Thursday: Gym session with lots of squats (good hill preparation!) and then 13.5 km run

Friday: Rest day and Thai massage

Saturday: 60km along the Thames Path

Sunday: 8.5km slow run

Total distance: 150km

I set out in search of some tough hills on Monday and took the train out of London to Box Hill (Olympic Cycling venue). I was really pleased to find the perfect training in the form of the hills of the North Downs Way on Box Hill. I ran for 2 hours up and down the trails and it's definitely a run I'll be doing lots more in the Jungle Marathon build up!

Here are the Olympic rings positioned on the top of Box Hill and the great view from up there:

On Saturday morning I set out with energy gels, electrolyte filled water bottles and high energy jelly beans with the goal of running 60km along the Thames Path. The furthest I'd run up to this point was 50km and that was a real struggle. It didn't help that I'd had a deep tissue massage the night before and I was struggling to get out of bed as a result. 

I set off at a bit of a sluggish pace, but soon got into my stride. I was really happy with how I paced the run and I went through the marathon distance (42km) at an average of 12km/h (3 hours 30). However, shortly afterwards I felt a sharp twinge behind my left knee. I stopped briefly to stretch my hamstring and drank lots of water in the hope that it was cramp, but unfortunately the pain persisted. I managed to carry on running, but had to slow the pace. Then the rain came down... really heavy thunderstorms made the last 15km slightly unpleasant (the only good thing was that I had the path to myself!) 

I finished the run in just over 5 hours and I was really pleased to know that I could have carried on running. My average pace dropped to 11.5km/h because of the injury niggle, but I feel confident that I'll be able to do the double marathon in 7 hours, which is the pre-Jungle marathon goal I set myself. 

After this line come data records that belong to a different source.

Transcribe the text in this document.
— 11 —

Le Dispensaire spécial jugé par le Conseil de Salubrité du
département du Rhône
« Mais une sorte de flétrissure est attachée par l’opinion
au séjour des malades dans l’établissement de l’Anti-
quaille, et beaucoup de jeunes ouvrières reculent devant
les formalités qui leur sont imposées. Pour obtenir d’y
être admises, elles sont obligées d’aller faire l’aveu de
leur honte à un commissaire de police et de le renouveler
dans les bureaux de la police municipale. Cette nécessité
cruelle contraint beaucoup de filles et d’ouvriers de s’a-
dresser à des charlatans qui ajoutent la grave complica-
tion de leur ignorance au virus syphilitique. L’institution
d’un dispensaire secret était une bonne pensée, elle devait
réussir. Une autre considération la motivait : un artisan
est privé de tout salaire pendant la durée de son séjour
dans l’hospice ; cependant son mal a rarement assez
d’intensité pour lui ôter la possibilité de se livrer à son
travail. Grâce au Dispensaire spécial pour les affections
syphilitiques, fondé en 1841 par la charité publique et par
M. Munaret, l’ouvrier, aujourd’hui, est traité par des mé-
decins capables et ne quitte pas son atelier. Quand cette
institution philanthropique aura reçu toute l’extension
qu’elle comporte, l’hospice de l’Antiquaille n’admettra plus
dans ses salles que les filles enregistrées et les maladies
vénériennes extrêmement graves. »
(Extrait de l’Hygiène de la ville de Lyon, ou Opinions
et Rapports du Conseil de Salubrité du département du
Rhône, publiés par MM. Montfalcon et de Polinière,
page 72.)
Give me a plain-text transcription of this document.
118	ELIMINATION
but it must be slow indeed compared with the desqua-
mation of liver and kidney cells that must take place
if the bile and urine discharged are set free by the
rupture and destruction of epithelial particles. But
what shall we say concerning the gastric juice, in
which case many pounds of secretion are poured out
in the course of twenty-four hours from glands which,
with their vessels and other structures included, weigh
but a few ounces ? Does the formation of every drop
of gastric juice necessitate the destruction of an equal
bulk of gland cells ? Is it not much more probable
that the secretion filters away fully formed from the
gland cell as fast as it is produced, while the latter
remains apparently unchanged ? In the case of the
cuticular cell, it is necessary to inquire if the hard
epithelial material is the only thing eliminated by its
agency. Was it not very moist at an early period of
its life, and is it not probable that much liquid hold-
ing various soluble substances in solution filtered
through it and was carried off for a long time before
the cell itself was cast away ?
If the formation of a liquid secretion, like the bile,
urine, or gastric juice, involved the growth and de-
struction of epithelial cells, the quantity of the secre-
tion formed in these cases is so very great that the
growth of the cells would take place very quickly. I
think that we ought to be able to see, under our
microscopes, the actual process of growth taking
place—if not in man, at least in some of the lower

The last few km were so wet that it was like running through a stream... my feet took a bit of a battering, as you can see from the photo below. It's definitely time to start looking after my feet better!

I went out for an easy run this afternoon to see how my hamstring was. I only ran for around an hour, but could definitely feel that something wasn't quite right. The last thing I want is to get injured so close to the race and so my plan is to take things a bit easy over the next few days! I'll make the days productive by sorting out lots of the equipment and food that I need to take with me and do some more research into the race. I've been reading Mark Hines book about the Jungle Marathon- a fantastic read, especially for anyone interested in the competing in the race. I've got to a bit about lots of competitors going on drips and others dropping out of the race and being taken to hospital in the middle of the night- scary stuff, especially considering that the nearest hospital is 24 hours away!